QS世界大学ランキングでロシアCIS地域の大学が躍進

(ロシア、カザフスタン、ベラルーシ、ウクライナ、CIS)

欧州ロシアCIS課

2020年06月16日

英国の大学評価機関クアクラレリ・シモンズ(QS)は6月9日、「QS世界大学ランキング2021」(2020年の評価)を発表した。ロシアCIS地域では500位以内にロシア17校、カザフスタン3校、ウクライナ1校、ベラルーシ1校の合計22校がランクインし、順位も軒並み上昇した(添付資料表参照)。

このランキングは、a.学術界での評判、b.雇用市場での評判、c.学生1人当たりの教員数、d.論文引用数、e.外国人教員の割合、f.留学生の割合に基づいて順位付けされている。世界1位は米国のマサチューセッツ工科大で、2012年にランク付けが始まって以降、9回連続で首位となった。2位のスタンフォード大、3位のハーバード大も5回連続で同じ順位をキープしている。4位はカリフォルニア工科大学で2年ぶりに返り咲いた。日本の大学では東京大学(24位)、京都大学(38位)、東京工業大学(56位)、大阪大学(72位)、東北大学(79位)が100位以内に掲載されている。

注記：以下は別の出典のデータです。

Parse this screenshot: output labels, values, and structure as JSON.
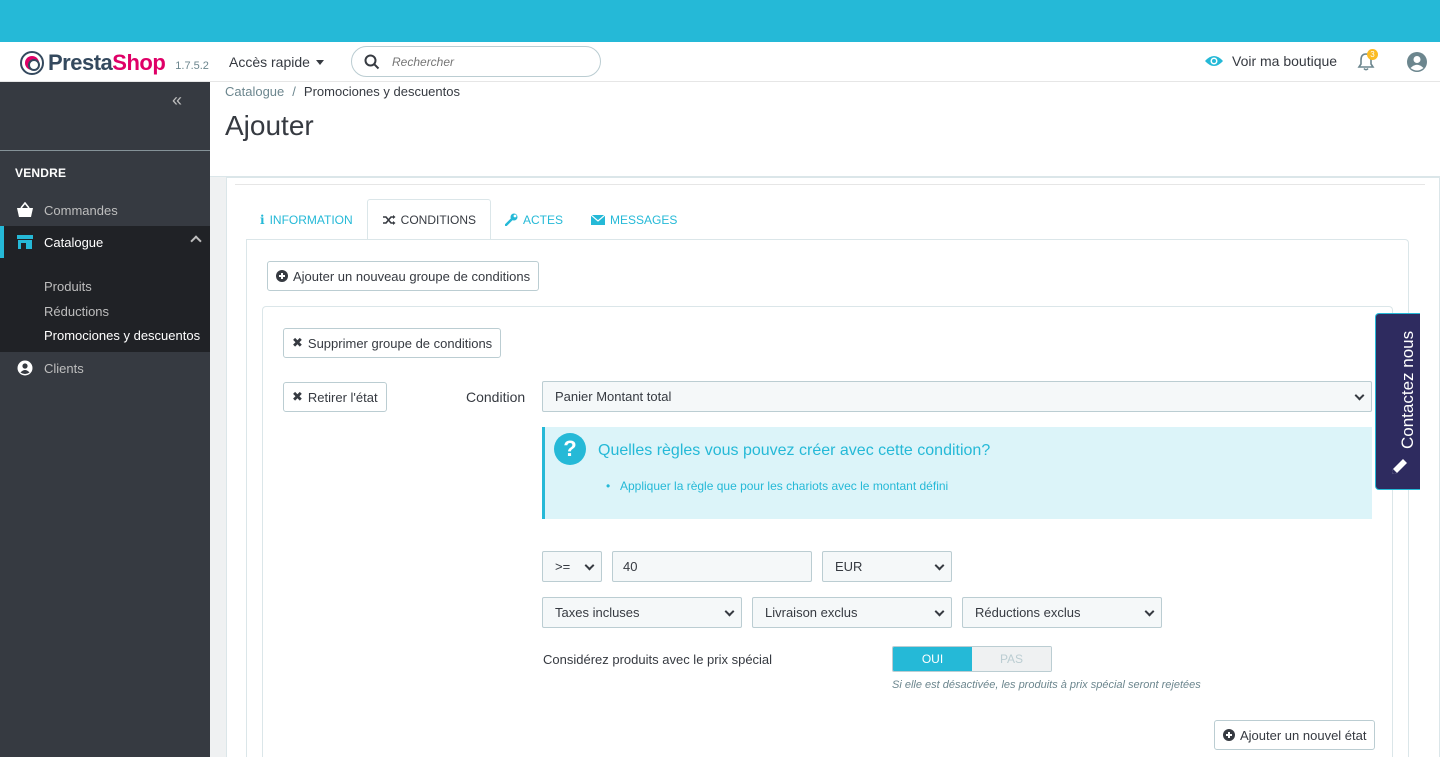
{
  "header": {
    "brand_a": "Presta",
    "brand_b": "Shop",
    "version": "1.7.5.2",
    "quick_access": "Accès rapide",
    "search_placeholder": "Rechercher",
    "view_shop": "Voir ma boutique",
    "notification_count": "3"
  },
  "sidebar": {
    "section": "VENDRE",
    "items": [
      {
        "label": "Commandes",
        "icon": "basket-icon"
      },
      {
        "label": "Catalogue",
        "icon": "store-icon"
      },
      {
        "label": "Clients",
        "icon": "user-icon"
      }
    ],
    "submenu": [
      "Produits",
      "Réductions",
      "Promociones y descuentos"
    ]
  },
  "breadcrumb": {
    "parent": "Catalogue",
    "current": "Promociones y descuentos"
  },
  "page_title": "Ajouter",
  "tabs": [
    {
      "label": "INFORMATION",
      "icon": "info-icon"
    },
    {
      "label": "CONDITIONS",
      "icon": "shuffle-icon"
    },
    {
      "label": "ACTES",
      "icon": "wrench-icon"
    },
    {
      "label": "MESSAGES",
      "icon": "envelope-icon"
    }
  ],
  "conditions": {
    "add_group_btn": "Ajouter un nouveau groupe de conditions",
    "delete_group_btn": "Supprimer groupe de conditions",
    "remove_state_btn": "Retirer l'état",
    "condition_label": "Condition",
    "condition_value": "Panier Montant total",
    "info_title": "Quelles règles vous pouvez créer avec cette condition?",
    "info_item": "Appliquer la règle que pour les chariots avec le montant défini",
    "operator": ">=",
    "amount": "40",
    "currency": "EUR",
    "taxes": "Taxes incluses",
    "shipping": "Livraison exclus",
    "reductions": "Réductions exclus",
    "special_price_label": "Considérez produits avec le prix spécial",
    "switch_on": "OUI",
    "switch_off": "PAS",
    "switch_help": "Si elle est désactivée, les produits à prix spécial seront rejetées",
    "add_state_btn": "Ajouter un nouvel état"
  },
  "contact_tab": "Contactez nous",
  "colors": {
    "accent": "#25b9d7",
    "sidebar": "#363a41",
    "brand_pink": "#df0067"
  }
}
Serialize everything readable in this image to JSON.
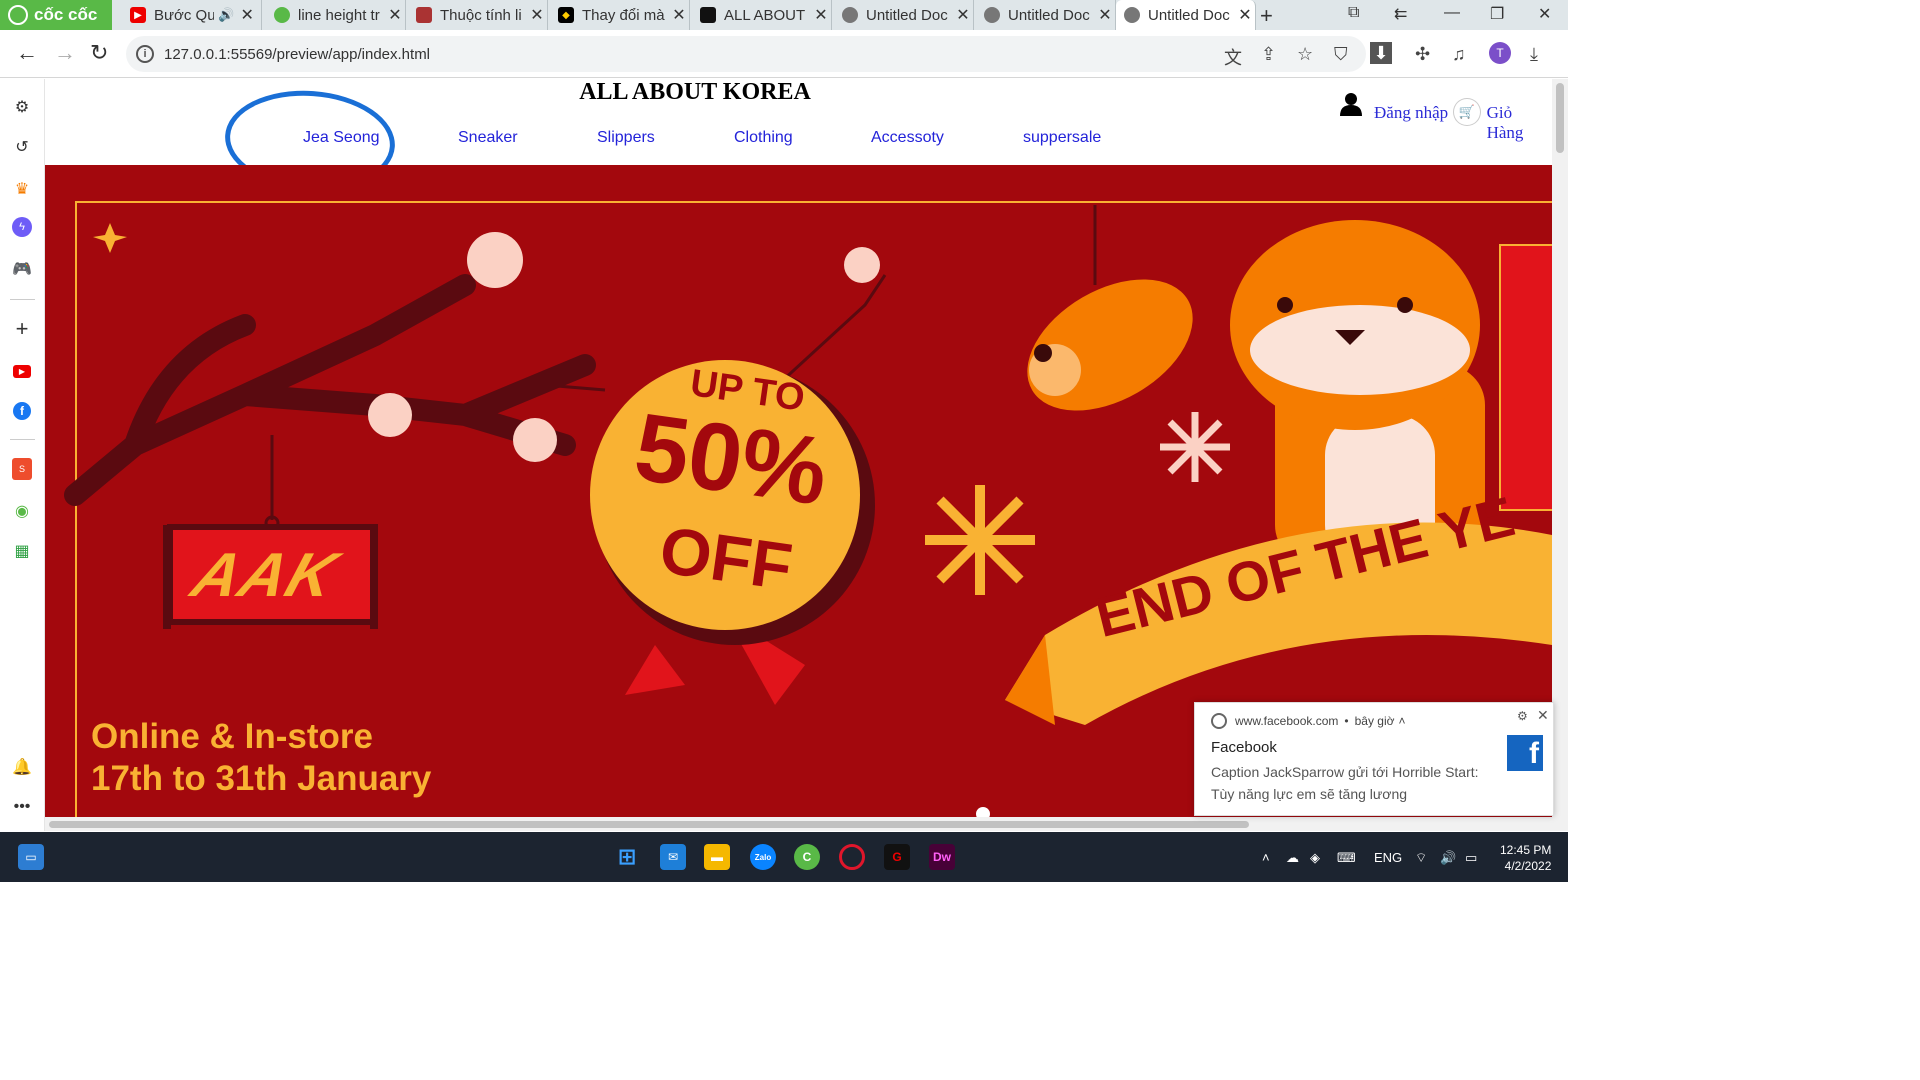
{
  "browser": {
    "brand": "cốc cốc",
    "tabs": [
      {
        "label": "Bước Qu",
        "icon": "youtube-icon"
      },
      {
        "label": "line height tr",
        "icon": "coccoc-icon"
      },
      {
        "label": "Thuộc tính li",
        "icon": "site-icon"
      },
      {
        "label": "Thay đổi mà",
        "icon": "cat-icon"
      },
      {
        "label": "ALL ABOUT I",
        "icon": "site-icon"
      },
      {
        "label": "Untitled Doc",
        "icon": "globe-icon"
      },
      {
        "label": "Untitled Doc",
        "icon": "globe-icon"
      },
      {
        "label": "Untitled Doc",
        "icon": "globe-icon"
      }
    ],
    "url": "127.0.0.1:55569/preview/app/index.html",
    "profile_initial": "T"
  },
  "site": {
    "title": "ALL ABOUT KOREA",
    "login": "Đăng nhập",
    "cart": "Giỏ Hàng",
    "menu": [
      "Jea Seong",
      "Sneaker",
      "Slippers",
      "Clothing",
      "Accessoty",
      "suppersale"
    ]
  },
  "banner": {
    "sign": "AAK",
    "badge_line1": "UP TO",
    "badge_line2": "50%",
    "badge_line3": "OFF",
    "ribbon": "END OF THE YE",
    "footer_line1": "Online & In-store",
    "footer_line2": "17th to 31th January",
    "colors": {
      "bg": "#a3080d",
      "gold": "#f9b233",
      "orange": "#f57c00"
    }
  },
  "notification": {
    "source": "www.facebook.com",
    "time": "bây giờ",
    "title": "Facebook",
    "message": "Caption JackSparrow gửi tới Horrible Start: Tùy năng lực em sẽ tăng lương"
  },
  "taskbar": {
    "lang": "ENG",
    "time": "12:45 PM",
    "date": "4/2/2022"
  }
}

ロシアの大学では、モスクワ国立大学(74位)を筆頭に、サンクトペテルブルク国立大学(225位)、ノボシビルスク国立大学(228位)、トムスク国立大学(250位)、モスクワ物理工科大学(MIPT)(281位)、モスクワ国立工科大学(282位)、高等経済学院(HSE)(298位)などが前回に比べ軒並み順位を上げ、ウラジオストクに立地する極東連邦大学が初めて500位以内にランクインした。カザフスタン、ウクライナ、ベラルーシなど他のCIS諸国の大学も同様に躍進がみられた。

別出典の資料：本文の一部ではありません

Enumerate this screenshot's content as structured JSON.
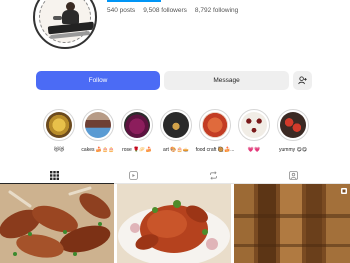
{
  "profile": {
    "stats": {
      "posts": "540 posts",
      "followers": "9,508 followers",
      "following": "8,792 following"
    }
  },
  "actions": {
    "follow_label": "Follow",
    "message_label": "Message",
    "add_user_icon": "⁺⁄"
  },
  "highlights": [
    {
      "label": "😻😻"
    },
    {
      "label": "cakes 🍰🎂🎂"
    },
    {
      "label": "rose 🌹🥟🍰"
    },
    {
      "label": "art 🎨🎂🥧"
    },
    {
      "label": "food craft 🥘🍰..."
    },
    {
      "label": "💗💗"
    },
    {
      "label": "yummy 😋😋"
    }
  ],
  "tabs": [
    {
      "name": "grid",
      "icon": "grid-icon",
      "active": true
    },
    {
      "name": "reels",
      "icon": "reels-icon",
      "active": false
    },
    {
      "name": "reposts",
      "icon": "repost-icon",
      "active": false
    },
    {
      "name": "tagged",
      "icon": "tagged-icon",
      "active": false
    }
  ],
  "colors": {
    "accent": "#4b6bf5",
    "progress": "#0095f6",
    "secondary_button": "#efefef"
  }
}
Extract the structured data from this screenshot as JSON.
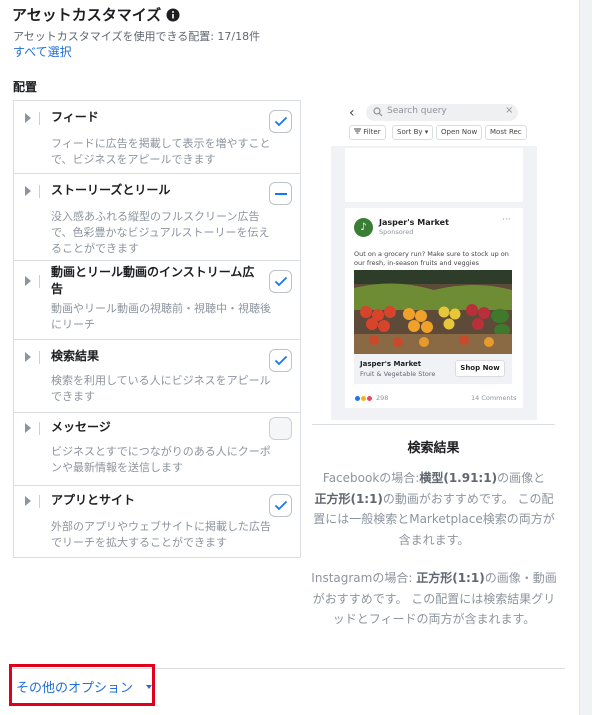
{
  "header": {
    "title": "アセットカスタマイズ",
    "subtitle": "アセットカスタマイズを使用できる配置: 17/18件",
    "select_all": "すべて選択"
  },
  "placements_label": "配置",
  "placements": [
    {
      "title": "フィード",
      "desc": "フィードに広告を掲載して表示を増やすことで、ビジネスをアピールできます",
      "state": "checked"
    },
    {
      "title": "ストーリーズとリール",
      "desc": "没入感あふれる縦型のフルスクリーン広告で、色彩豊かなビジュアルストーリーを伝えることができます",
      "state": "indeterminate"
    },
    {
      "title": "動画とリール動画のインストリーム広告",
      "desc": "動画やリール動画の視聴前・視聴中・視聴後にリーチ",
      "state": "checked"
    },
    {
      "title": "検索結果",
      "desc": "検索を利用している人にビジネスをアピールできます",
      "state": "checked"
    },
    {
      "title": "メッセージ",
      "desc": "ビジネスとすでにつながりのある人にクーポンや最新情報を送信します",
      "state": "unchecked"
    },
    {
      "title": "アプリとサイト",
      "desc": "外部のアプリやウェブサイトに掲載した広告でリーチを拡大することができます",
      "state": "checked"
    }
  ],
  "preview": {
    "search_placeholder": "Search query",
    "chips": [
      "Filter",
      "Sort By",
      "Open Now",
      "Most Rec"
    ],
    "ad": {
      "brand": "Jasper's Market",
      "sponsored": "Sponsored",
      "text": "Out on a grocery run? Make sure to stock up on our fresh, in-season fruits and veggies",
      "cta_title": "Jasper's Market",
      "cta_subtitle": "Fruit & Vegetable Store",
      "cta_button": "Shop Now",
      "reaction_count": "298",
      "comments": "14 Comments"
    },
    "title": "検索結果",
    "facebook_note": {
      "prefix": "Facebookの場合:",
      "b1": "横型(1.91:1)",
      "mid": "の画像と",
      "b2": "正方形(1:1)",
      "suffix": "の動画がおすすめです。 この配置には一般検索とMarketplace検索の両方が含まれます。"
    },
    "instagram_note": {
      "prefix": "Instagramの場合: ",
      "b1": "正方形(1:1)",
      "suffix": "の画像・動画がおすすめです。 この配置には検索結果グリッドとフィードの両方が含まれます。"
    }
  },
  "other_options": "その他のオプション",
  "colors": {
    "link": "#216fdb",
    "check": "#1877f2",
    "highlight": "#e0001b"
  }
}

ロシア政府は2012年以降、著名な世界大学ランキングの上位100位以内にロシアの大学を5校ランクインさせることを目標としたプログラム「プロジェクト5-100」を実施している。対象はQS世界大学ランキング、英「タイムズ・ハイアー・エデュケーション」誌(THE)が作成する「THE世界大学ランキング」(2019年11月25日記事参照)、中国の上海ランキングコンサルタンシーによる「世界大学学術ランキング(ARWU)」の3つ。

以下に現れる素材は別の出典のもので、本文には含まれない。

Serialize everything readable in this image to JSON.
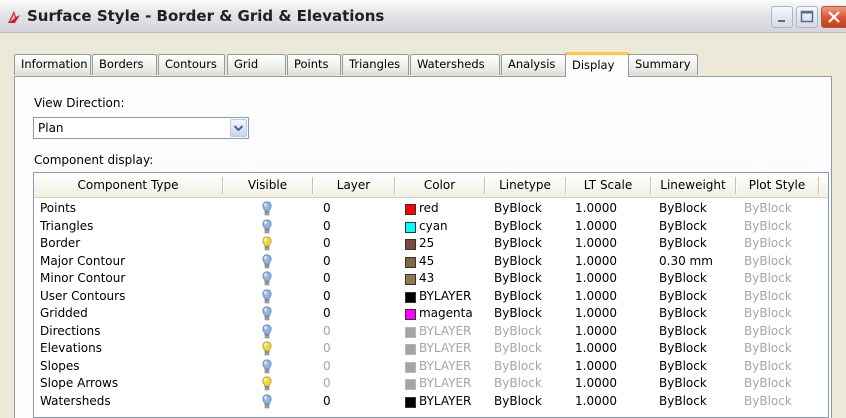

ロシア科学・高等教育省傘下の研究機関ソツィオツェントルのナジェジダ・ポリヒナ所長代行は今回のロシアの躍進について、「『プロジェクト5-100』で設定されている国際競争力向上への大学の取り組みの成果」と評し、「『プロジェクト5-100』に参加している大学は2013年以降に1,800以上の教育プログラムを実施し、このうち半数近くが英国やドイツ、カナダ、中国、イタリア、米国、フィンランド、フランス、日本などの外国の大学・研究機関と共同で行われた」と強調した(「ノーボスチ通信」6月11日)。